Apple General Counsel Bruce Sewell on Tuesday testified before the House Judiciary Committee that his company should not be required write new code for software that would weaken the security of the iPhone in the wake of the San Bernardino, California, terrorist attacks.
The FBI wants Apple to take action that would put the privacy and security of millions of the company’s customers at risk, he said.
Apple has no sympathy for terrorists, said Sewell, who noted that the company immediately cooperated with authorities in the investigation.
The request not only sets a dangerous precedent, but would open the company to countless other requests in the future, putting the security of all those involved in jeopardy, he said. Congress should settle the debate based on a thoughtful and honest conversion on the facts.
“Most importantly, the decisions should be made by you and your colleagues as representatives of the people, rather than through warrant based on a 220-year-old statute,” Sewell told the committee in prepared testimony.
During questions and answers with committee members, Sewell pushed back on the notion Apple was engaged in some sort of marketing exercise in its quest to fight the order. The government claimed in some court filings that Apple had complied numerous times with the requests until they were made public.
Apple was doing what was in the best interests of its shareholders, FBI Director James Comeytold the committee, noting that he had previously worked in a corporate capacity and understood the company’s corporate accountability.
Microsoft plans to file an amicus brief on behalf of Apple this week in its court battle with the Department of Justice and the FBI, a spokesperson for Apple told the E-Commerce Times.
Congress should take the lead on deciding how to balance the issues involved with accessing data on encrypted devices, Manhattan District Attorney Cyrus Vance Jr. testified at the House hearing.
Ninety-five percent of the criminal cases in the U.S. are handled by state and local law enforcement agencies, and Apple’s switch to default device encryption in 2014 has severely hampered their ability to investigate many criminal cases, he said.
As of November, Vance’s office was locked out of 111 smartphones running iOS 8 or higher, he said, citing a report released by the DA’s office, called “Report on Smartphone Encryption and Public Safety.” The number has grown to 175 devices since then, representing 25 percent of the phones received by his office’s cyber lab.
With more users migrating to the newer operating systems, investigators can’t access half of the phones coming into the DA’s office, he said. The phones are involved in investigations of attempted murder, child pornography, sex trafficking, sexual abuse of a child and other crimes.
The district attorney in Harris County, Texas, has more than 100 iPhones that it can’t access, involving cases of human trafficking, violent sex crimes and other crimes, said Vance, who also was representing theNational District Attorneys Association. Prosecutors in Cook County, Illinois, can’t access 30 devices, and authorities in Connecticut can’t access 46 devices.
His office has drafted language for legislation that would require designers of operating systems to provide a way for law enforcement to access unencrypted data on the phones as long as they had a warrant, he said.
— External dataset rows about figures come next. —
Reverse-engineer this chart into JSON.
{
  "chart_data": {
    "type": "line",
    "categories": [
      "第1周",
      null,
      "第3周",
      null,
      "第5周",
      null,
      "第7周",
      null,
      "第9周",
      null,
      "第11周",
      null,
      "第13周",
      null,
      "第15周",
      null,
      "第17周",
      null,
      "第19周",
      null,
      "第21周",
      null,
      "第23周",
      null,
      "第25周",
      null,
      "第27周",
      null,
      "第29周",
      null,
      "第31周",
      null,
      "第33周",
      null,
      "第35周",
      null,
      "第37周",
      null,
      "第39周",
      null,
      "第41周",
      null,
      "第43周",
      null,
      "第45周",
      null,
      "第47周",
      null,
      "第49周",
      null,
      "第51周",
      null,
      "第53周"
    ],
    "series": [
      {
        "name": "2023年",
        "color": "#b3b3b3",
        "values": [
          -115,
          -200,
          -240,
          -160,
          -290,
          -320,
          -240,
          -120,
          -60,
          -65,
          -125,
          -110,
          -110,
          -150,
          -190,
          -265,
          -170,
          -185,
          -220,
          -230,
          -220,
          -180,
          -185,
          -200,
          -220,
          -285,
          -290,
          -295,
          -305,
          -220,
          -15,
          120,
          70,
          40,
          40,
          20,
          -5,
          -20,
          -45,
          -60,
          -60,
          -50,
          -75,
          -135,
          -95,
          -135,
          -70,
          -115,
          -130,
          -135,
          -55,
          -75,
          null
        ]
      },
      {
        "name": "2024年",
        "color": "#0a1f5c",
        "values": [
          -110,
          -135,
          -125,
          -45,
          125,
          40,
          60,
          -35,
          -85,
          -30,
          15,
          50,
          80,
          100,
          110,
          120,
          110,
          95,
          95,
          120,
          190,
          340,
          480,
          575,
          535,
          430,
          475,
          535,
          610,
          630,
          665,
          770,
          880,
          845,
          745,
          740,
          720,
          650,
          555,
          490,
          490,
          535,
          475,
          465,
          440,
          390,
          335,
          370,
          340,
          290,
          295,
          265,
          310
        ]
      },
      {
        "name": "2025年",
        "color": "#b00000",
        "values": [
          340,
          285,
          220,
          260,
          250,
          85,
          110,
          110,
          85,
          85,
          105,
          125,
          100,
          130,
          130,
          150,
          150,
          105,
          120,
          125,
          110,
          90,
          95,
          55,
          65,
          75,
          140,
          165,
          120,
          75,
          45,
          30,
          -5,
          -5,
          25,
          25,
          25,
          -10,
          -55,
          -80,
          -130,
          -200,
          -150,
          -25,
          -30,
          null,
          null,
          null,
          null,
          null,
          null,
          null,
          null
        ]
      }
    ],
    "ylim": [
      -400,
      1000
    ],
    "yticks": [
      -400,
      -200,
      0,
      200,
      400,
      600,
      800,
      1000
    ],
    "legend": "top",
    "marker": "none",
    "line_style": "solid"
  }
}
The legislation would not require the makers to do anything themselves unless the encryption was part of the design.
Other telecom and technology companies have received official requests for data, Vance noted. Verizon received 149,810 in the first half of 2015; Facebook received 17,577 during the same period.
FBI Fighting Last Battle
Law enforcement is using outdated methods and laws to combat a 21st century problem, Susan Landau, who teaches cybersecurity policy atWorcester Polytechnic University, testified. Many law enforcement agencies lack the tools and expertise to fight modern cybercriminals and terrorists using new technologies.
Counter to claims by FBI Director Comey, encryption has been an issue for decades, dating back to at least the 1970s, she said. Other experts in the private sector have ways of accessing the data that the FBI insists only Apple can provide.
Landau, a former policy analyst at Google and distinguished engineer at Sun Microsystems, cited the Chaos Computer Club, a group of European hackers that has exposed flaws in security systems over 30 years. The group last year demonstrated that it could recover data on security chips using electron microscopes.
Landeau’s testimony echoed the wider security community and computer security experts that Apple should not be forced to reengineer its devices, said Mark Jaycox, civil liberties legislative lead at theElectronic Frontier Foundation.
“Director Comey kept on urging Congress to handle this issue — clearly implying legislation — despite the fact that President Obama and the administration said they did not plan on proposing or supporting any legislation,” he told the E-Commerce Times.
“The law enforcement witnesses appear to not understand the technology or wide-ranging precedent at stake in this case,” Jaycox said, adding that committee members did seem to be trying to understand the technological details.
“A majority of the committee appear to be on Apple’s — and the Constitution’s — side,” he said.
TheAmerican Civil Liberties Union on Wednesday announced that it will file a friend-of-the-court brief supporting Apple’s fight against the FBI request to create software that will open encrypted iPhones.
The brief notes that Congress deliberately withheld authority from the government to require that technology companies bypass the security built into their own devices.
“Law enforcement may not commandeer innocent third parties into becoming its undercover agents, its spies or its hackers,” the brief states.